Şöyle diyorsun bir yerde, ‘İnsan incitmeden zevke ulaşamıyor’. Senin de amaçladığın şey bu muydu? Bu öykülerle insanları incitmek mi istedin?
Aslında, ben incinmiştim zaten. Bu ülkede bir vicdan sorunu olduğunu biliyorum. Sadece bu ülkede değil, dünyada böyle bir vicdan sorunu var; ya da gerçekten vicdan diye bir şey var mı? Biz kendimizi vicdanlı görüyoruz. Ama hiçbir şeyi gizlemiyor vicdan, kendi içinde bile seni suçlayabiliyor, bunun önüne geçemezsin. Zevk noktasında ise, aslında orada zevk kelimesi acıyı kendinde görebilmektir. Anlayabilmektir. Orada zevk anlık bir şey değil.
Aslında sormak istediğim şuydu; ‘Bakın insanlar neler yaşıyor, siz de incinin!’ mi demek istiyordun bu öykülerde?
Öyle değil, amacım bu olmadı çünkü ben direkt piyasaya bakarak yazmadım. Okuyucuyu gözetleyerek yazmadım. Sadece kendi içimdekileri dışa vurdum. Beni nasıl yaraladıysa bir şeyler, onları da yaralar mı yaralamaz mı bunu sınamak amacıyla yapmadım. Sadece, hayatımın başucunda tuttuğum edebiyatla ya da yazıyla bir şekilde bir şeye dönüştürmek ve her zaman görünebilecek bir yere getirmeye çalıştığım için böyle bir durum ortaya çıktı.

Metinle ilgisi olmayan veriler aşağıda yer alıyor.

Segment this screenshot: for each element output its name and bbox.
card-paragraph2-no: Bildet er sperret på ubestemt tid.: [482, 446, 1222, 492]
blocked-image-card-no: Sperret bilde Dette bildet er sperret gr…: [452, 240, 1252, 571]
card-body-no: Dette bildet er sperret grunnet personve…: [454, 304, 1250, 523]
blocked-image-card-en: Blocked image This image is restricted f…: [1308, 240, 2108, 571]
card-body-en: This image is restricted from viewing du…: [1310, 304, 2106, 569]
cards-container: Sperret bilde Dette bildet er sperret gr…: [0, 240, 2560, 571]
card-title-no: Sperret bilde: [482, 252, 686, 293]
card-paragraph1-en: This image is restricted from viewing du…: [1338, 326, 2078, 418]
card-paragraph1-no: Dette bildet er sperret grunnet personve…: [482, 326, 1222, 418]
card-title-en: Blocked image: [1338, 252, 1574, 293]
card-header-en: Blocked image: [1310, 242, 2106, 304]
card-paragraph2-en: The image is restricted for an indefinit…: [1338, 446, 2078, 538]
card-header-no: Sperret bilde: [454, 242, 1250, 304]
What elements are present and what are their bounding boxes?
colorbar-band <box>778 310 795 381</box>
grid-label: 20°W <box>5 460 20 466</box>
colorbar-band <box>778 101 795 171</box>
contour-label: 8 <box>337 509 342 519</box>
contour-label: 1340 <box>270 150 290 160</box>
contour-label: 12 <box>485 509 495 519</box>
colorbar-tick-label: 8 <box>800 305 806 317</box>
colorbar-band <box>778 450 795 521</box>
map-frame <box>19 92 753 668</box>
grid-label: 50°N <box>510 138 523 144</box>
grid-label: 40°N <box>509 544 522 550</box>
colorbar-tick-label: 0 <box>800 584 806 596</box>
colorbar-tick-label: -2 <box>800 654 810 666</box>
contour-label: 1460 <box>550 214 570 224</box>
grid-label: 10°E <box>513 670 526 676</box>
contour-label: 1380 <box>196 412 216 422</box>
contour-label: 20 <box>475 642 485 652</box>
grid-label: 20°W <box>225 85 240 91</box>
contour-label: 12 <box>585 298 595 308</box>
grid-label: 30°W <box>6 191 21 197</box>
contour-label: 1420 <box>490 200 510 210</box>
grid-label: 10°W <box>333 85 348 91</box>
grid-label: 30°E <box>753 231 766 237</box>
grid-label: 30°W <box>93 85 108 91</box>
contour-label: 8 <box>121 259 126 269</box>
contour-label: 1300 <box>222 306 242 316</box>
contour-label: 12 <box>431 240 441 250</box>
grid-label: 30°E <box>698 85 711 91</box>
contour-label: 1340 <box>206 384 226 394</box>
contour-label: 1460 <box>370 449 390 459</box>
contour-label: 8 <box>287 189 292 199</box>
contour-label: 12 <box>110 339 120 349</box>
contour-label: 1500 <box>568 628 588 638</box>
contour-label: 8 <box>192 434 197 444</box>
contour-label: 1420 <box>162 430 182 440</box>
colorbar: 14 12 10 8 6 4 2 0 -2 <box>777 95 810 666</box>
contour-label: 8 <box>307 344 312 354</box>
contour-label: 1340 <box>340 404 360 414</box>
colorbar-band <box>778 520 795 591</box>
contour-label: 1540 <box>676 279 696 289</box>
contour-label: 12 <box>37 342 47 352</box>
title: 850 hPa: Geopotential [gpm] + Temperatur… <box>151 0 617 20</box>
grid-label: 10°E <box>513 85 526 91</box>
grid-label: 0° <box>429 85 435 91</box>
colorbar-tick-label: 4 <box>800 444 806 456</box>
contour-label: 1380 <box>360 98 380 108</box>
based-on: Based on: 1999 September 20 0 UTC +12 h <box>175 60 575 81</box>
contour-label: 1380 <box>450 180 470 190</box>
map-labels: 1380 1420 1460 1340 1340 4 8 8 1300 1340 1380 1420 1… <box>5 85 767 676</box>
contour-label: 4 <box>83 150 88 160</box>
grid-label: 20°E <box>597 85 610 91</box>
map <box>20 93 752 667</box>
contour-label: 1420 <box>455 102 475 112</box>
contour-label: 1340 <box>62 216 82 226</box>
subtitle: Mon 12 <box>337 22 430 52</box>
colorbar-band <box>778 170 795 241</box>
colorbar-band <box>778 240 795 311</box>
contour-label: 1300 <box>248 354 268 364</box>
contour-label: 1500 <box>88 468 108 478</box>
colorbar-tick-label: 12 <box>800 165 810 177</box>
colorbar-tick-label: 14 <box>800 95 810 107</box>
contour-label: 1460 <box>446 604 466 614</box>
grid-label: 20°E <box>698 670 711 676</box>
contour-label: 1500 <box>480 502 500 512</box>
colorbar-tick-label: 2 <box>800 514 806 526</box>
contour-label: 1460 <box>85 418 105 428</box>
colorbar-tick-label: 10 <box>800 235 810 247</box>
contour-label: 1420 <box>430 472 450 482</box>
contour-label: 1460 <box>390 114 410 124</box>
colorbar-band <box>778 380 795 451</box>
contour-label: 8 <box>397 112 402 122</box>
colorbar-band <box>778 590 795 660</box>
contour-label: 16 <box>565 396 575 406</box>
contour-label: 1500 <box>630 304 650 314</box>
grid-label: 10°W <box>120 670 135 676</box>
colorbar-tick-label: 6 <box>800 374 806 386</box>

Toplumun Dayatmaları Güvensizliğe Yol Açıyor
“Günlüğe Düşmüş Cenin”de babasının annesini aldattığına, “Güvercini Bileğinden Öp”de dayısı sandığı bir adamla annesinin birlikte olduğuna şahit olan gençler var. Neden böyle bir güvensizliğe oturtuyorsun kadın-erkek ilişkisini?
Çünkü toplum güvensiz. Toplumda bazı şeylere henüz kimse alışmadı. Bir kadın ve erkeğin yan yana yürümesini bile hâlâ yadırgayanlar var. Böyle bir toplumda yaşarken karakterler de ister istemez tamamen açık olamazdı.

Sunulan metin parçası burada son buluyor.